Well, it’s proving impossible. They can’t even look at my broken account because I don’t know my date-of-birth. I don’t know my date-of-birth because, for obvious reasons, I don’t give the correct one out willy nilly to any company that asks for it – only government agencies and my bank. It’s easy enough to find someone’s DOB and it should never be used as a password.
So, there are a number of other dates I use for non-critical purposes. We’ve been through these; it wasn’t one of them.
Stop press – one of the more obscure ones worked. and I’m back in, thanks to the persistence of their help team.
But this is hardly the point; no one should use a piece of information that’s a matter of public record (i.e. on a birth certificate) as proof if identity. Birthdays are commonly found on social networking sites, your employers’ records and quite likely around the office. It’s mad to use it as a password.
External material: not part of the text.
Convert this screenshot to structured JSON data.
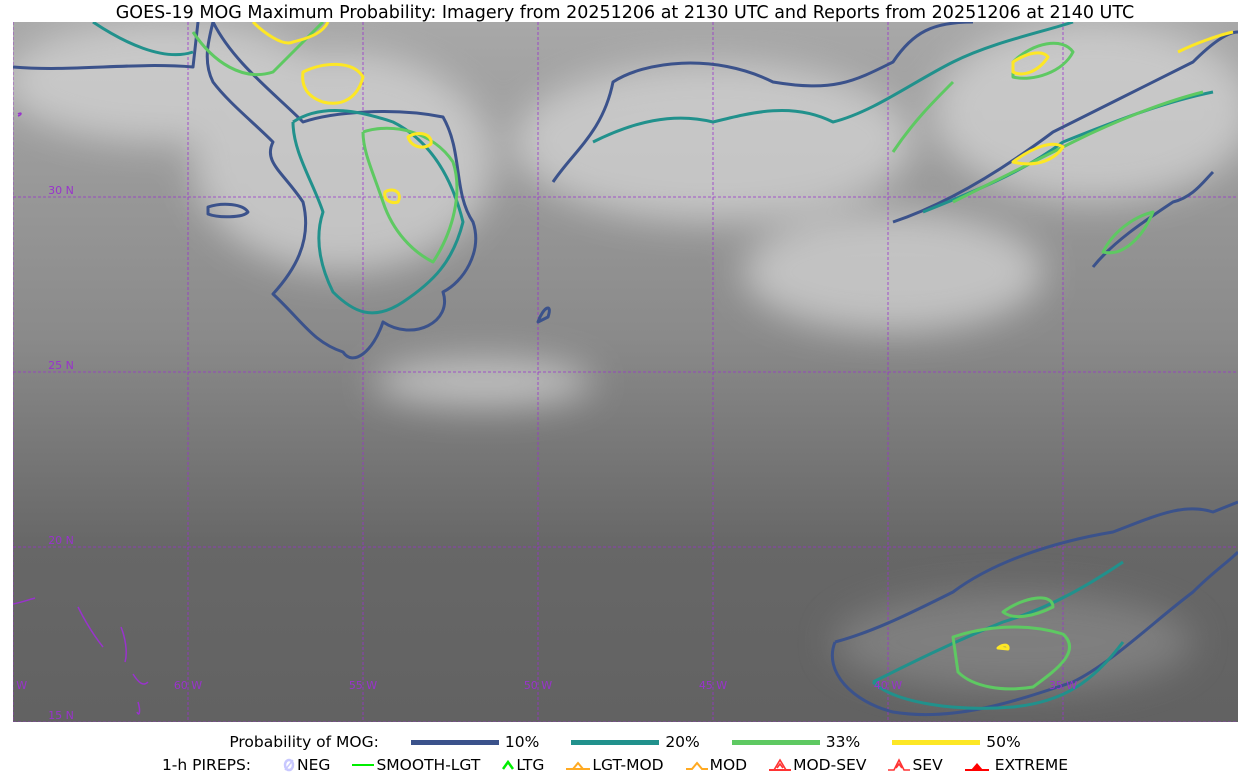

So how did this come about? Well, until it’s purchase by Vodafone in 2015, TalkMobile was a virtual network run by Carphone Warehouse; the same group that that owned TalkTalk (see security blogs passim). TalkTalk was split off in 2010, but their culture of security has been questioned in the past; unfairly in my view as they’re no worse than most. What was lacking from inception was any common sense approach to security issues.
Unfortunately, you can no longer visit one of the remaining Carphone Warehouse shops to get these things sorted, which means if you’re locked out of your account there appears to be no way back in. I did threaten to cancel their direct debit rights with my bank; I bet they’d recognise me then!
To add insult to injury, TalkMobile’s representative tried to blame this policy on “The Data Protection Act”. It makes a change from blaming it on migrants, I suppose.